A time dependent decrease in the amount of Al in the lungs was observed for both boehmites after cessation of exposure. Levels were higher in the AlO(OH)-40 [MMAD=0.6μm] treated animals. The amount of Al in the hilar lymph nodes was elevated from study day 24 in the 28 mg/m³Pural (AlO(OH)-40 [MMAD 0.6μm]) treated animals. The levels increased with time until the last day of the experiment. Levels also increased with time in the AlO(OH)-10 [MMAD 1.7μm]) treated animals, but not to the same extent. No measurable increase was observed in aluminium levels in lung-associated lymph nodes for the 0.4 or 3 mg/m³dose levels for either boehmite. The results showed no time or dose-dependent increases in Al in the brain, liver or kidneys. The authors also reported no evidence of time or dose-dependent changes in Al in urine (reported qualitatively).

 

In conclusion, an inflammatory pulmonary response was observed at the end of the 4 week exposure period in the animals receiving the highest dose (28 mg/m³) in this study.

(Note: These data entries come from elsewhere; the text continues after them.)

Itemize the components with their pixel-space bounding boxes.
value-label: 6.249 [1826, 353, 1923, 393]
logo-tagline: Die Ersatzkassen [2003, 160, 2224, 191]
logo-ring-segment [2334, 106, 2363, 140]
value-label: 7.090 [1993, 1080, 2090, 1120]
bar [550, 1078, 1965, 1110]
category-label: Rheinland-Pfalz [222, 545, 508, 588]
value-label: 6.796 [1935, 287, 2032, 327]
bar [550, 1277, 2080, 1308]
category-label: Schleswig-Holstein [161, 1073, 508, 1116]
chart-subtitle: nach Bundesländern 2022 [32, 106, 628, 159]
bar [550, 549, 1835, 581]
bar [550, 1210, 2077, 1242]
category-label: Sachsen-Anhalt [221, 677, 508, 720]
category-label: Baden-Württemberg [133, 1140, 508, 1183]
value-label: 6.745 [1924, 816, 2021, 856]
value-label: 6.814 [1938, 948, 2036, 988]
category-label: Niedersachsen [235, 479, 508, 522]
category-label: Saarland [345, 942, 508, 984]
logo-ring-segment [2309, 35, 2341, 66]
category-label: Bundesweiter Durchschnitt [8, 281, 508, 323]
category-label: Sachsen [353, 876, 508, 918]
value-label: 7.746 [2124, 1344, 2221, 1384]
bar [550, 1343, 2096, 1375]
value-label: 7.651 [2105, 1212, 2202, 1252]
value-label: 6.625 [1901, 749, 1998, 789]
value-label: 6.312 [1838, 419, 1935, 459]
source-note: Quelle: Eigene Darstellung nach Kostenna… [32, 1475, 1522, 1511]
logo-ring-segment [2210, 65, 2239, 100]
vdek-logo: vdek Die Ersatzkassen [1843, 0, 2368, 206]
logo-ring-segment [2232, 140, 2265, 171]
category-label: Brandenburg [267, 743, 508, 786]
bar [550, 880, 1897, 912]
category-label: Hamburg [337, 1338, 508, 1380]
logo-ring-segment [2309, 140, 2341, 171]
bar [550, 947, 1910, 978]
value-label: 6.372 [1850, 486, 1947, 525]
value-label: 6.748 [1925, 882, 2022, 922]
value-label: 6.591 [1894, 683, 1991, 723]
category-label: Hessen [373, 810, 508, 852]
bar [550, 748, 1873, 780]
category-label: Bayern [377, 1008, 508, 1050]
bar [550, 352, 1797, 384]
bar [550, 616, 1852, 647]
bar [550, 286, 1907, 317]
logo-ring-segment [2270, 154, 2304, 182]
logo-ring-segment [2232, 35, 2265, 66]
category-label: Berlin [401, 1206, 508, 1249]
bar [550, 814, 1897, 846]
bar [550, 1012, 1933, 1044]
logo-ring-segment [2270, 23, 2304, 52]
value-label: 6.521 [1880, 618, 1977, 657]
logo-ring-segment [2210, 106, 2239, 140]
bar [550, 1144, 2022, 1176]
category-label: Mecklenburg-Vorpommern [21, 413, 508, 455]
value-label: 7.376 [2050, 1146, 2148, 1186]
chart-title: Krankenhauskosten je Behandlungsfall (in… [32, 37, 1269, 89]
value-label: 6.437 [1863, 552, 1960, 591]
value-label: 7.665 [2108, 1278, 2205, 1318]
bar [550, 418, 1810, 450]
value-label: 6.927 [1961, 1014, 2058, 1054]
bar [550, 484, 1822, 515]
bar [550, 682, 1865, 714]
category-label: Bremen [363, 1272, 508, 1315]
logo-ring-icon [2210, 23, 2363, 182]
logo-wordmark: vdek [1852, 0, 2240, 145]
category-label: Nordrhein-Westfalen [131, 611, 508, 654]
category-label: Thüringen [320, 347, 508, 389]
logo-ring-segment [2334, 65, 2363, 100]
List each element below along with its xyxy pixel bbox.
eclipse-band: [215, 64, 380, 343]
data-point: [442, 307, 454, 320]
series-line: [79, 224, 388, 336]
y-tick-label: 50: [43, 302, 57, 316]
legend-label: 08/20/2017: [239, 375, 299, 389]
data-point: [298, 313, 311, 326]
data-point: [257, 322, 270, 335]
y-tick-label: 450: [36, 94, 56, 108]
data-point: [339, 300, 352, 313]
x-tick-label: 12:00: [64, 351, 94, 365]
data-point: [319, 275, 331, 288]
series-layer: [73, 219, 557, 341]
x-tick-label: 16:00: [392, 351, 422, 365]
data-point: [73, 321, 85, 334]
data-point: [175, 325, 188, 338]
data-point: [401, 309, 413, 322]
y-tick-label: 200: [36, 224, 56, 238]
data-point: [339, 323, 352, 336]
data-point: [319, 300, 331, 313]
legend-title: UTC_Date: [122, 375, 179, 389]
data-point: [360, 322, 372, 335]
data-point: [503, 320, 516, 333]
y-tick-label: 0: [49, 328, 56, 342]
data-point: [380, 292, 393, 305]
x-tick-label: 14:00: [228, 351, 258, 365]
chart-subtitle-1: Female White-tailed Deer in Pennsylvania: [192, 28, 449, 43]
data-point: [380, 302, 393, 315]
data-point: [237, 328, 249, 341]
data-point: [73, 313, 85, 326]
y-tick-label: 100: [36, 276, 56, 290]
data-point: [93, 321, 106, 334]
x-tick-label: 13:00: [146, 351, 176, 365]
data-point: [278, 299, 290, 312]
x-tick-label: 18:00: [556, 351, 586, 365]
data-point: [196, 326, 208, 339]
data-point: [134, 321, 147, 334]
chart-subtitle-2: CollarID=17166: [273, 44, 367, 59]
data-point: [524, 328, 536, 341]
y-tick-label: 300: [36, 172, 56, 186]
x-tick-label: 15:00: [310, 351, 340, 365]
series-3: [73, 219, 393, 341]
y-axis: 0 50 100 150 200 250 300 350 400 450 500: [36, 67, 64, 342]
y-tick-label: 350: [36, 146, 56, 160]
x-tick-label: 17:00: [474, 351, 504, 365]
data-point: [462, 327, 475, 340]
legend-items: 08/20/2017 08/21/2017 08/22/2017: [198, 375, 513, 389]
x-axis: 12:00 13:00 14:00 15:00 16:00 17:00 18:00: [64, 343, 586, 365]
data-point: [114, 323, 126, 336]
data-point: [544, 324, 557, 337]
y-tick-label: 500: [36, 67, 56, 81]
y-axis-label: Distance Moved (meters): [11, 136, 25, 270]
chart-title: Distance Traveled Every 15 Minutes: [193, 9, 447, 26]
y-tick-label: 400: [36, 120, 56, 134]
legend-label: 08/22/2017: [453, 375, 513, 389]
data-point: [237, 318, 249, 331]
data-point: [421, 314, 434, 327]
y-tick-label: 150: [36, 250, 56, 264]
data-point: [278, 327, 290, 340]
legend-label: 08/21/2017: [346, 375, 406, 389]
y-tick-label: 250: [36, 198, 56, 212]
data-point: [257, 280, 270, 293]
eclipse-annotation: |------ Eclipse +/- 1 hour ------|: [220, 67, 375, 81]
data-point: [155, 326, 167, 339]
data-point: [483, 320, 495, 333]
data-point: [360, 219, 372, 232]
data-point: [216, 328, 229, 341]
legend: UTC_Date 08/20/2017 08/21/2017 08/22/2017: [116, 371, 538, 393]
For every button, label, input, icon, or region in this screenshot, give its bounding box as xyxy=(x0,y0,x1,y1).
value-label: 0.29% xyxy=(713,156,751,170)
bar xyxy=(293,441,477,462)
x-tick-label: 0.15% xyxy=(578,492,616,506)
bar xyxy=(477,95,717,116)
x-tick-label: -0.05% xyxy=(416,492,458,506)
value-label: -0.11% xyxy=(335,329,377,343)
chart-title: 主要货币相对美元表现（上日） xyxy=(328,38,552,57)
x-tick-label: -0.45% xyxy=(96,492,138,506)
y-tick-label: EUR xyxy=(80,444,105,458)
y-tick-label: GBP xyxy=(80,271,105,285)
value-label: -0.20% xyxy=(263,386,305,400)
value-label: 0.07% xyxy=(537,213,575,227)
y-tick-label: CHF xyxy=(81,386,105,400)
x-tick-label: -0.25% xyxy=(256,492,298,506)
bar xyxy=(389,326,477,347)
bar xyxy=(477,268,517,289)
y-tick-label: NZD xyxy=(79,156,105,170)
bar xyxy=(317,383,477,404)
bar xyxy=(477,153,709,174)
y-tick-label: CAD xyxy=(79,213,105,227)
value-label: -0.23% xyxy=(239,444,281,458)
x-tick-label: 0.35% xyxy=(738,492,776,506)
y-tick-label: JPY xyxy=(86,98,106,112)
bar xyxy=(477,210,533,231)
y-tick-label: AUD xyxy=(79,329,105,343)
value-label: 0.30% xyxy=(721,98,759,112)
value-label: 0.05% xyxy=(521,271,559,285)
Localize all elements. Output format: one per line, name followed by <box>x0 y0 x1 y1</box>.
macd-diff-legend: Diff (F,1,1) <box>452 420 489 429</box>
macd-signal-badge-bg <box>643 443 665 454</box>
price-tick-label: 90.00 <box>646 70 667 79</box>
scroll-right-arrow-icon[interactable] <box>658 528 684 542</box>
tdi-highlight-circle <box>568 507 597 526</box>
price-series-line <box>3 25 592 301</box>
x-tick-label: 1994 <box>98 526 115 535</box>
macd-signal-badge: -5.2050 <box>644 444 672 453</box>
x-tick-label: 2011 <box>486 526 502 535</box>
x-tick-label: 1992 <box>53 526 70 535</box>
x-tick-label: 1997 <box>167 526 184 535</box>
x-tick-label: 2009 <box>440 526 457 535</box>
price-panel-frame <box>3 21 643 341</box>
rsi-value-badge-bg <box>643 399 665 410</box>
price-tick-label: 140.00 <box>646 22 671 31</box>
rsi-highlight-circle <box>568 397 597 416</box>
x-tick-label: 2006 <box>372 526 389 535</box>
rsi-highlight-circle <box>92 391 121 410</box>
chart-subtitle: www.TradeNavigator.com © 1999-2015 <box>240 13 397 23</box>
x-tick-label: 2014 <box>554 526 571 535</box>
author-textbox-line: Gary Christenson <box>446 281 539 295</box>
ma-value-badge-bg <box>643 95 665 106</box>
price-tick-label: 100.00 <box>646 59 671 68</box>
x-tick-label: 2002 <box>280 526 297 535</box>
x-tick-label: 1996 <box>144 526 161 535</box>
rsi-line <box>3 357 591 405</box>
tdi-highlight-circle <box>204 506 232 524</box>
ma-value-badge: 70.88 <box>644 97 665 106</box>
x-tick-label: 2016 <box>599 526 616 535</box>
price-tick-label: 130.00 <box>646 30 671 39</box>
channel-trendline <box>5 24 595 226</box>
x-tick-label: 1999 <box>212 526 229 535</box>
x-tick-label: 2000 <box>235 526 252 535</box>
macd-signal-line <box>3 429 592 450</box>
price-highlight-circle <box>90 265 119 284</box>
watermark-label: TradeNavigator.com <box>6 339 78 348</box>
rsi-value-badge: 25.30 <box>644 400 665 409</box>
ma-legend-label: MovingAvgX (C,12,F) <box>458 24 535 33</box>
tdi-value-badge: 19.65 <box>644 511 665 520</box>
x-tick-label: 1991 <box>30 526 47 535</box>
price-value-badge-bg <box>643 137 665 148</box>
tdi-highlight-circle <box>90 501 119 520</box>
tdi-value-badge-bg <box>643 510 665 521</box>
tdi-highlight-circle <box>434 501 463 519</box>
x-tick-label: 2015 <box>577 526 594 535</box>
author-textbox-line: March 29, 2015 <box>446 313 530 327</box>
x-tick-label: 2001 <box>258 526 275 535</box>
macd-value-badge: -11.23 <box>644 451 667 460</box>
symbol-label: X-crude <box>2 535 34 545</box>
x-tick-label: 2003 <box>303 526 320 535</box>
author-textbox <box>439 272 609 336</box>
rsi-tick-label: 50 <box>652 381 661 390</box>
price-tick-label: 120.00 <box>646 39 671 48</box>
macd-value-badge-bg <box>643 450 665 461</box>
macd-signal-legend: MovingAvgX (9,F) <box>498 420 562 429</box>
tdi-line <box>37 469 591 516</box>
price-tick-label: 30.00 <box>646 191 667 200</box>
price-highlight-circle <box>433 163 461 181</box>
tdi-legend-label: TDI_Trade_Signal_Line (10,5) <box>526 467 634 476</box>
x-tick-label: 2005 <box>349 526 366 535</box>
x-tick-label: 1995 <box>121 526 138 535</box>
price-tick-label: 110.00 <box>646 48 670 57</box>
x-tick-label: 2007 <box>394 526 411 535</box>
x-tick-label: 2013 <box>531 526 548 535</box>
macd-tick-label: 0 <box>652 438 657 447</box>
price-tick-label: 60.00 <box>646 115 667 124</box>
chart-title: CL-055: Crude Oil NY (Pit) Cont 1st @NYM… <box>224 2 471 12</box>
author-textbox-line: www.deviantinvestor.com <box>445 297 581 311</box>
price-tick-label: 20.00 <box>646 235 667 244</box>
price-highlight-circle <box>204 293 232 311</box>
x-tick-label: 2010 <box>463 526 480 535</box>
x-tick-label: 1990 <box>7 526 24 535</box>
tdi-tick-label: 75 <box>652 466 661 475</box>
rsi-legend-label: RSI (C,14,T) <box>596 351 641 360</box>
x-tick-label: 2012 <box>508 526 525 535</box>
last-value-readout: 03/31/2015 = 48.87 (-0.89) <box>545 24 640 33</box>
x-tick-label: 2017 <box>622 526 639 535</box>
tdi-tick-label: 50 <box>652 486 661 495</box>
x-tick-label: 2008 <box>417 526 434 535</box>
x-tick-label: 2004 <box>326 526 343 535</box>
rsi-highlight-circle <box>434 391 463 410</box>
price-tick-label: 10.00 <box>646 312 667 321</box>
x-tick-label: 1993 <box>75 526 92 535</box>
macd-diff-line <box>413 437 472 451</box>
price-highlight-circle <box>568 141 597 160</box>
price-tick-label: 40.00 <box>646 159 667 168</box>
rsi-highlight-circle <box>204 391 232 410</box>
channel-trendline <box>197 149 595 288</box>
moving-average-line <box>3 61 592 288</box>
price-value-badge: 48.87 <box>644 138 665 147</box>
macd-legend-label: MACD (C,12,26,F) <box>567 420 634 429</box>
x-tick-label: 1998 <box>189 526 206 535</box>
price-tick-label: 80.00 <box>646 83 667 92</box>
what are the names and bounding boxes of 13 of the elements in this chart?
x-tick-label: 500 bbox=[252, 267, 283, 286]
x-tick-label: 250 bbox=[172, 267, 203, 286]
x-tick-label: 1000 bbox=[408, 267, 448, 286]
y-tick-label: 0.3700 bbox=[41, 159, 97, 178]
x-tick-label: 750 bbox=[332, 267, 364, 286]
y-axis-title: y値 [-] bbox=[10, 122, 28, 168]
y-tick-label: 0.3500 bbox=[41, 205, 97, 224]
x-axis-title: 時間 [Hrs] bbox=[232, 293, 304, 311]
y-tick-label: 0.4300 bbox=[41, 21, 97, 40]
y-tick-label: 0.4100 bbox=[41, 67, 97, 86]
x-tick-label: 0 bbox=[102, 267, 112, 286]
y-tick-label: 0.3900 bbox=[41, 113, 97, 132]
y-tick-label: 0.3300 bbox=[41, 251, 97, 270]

Indices of lung damage showed that the effect was to some degree reversible. Even though measurable aluminium was observed in the lungs at the lower dose levels (0.4 and 3 mg/m³), adverse effects were not seen despite the sensitive endpoints employed. Histopathological changes were observed only at 28 mg/m³and included focal septal collagen. For the dose levels and exposure durations used in the study, significant translocation of the particles from the lung to other body organs was not evident. The cumulative lung burden was higher for the test substance with the smaller agglomerated particle size (0.6μm), which interestingly had the larger primary particle size. A marked increase in lung retention was evident at the highest dose level, consistent with an “overload” phenomenon. This study was well-reported and appears to have been well-conducted adhering approximately to guidance for a subacute inhalation toxicity study. The results are informative for the risk assessment of alumina particles in the respirable size range when exposure occurs by inhalation. The NOAEC from this study is 3 mg/m³and the LOAEC is 28 mg/m³.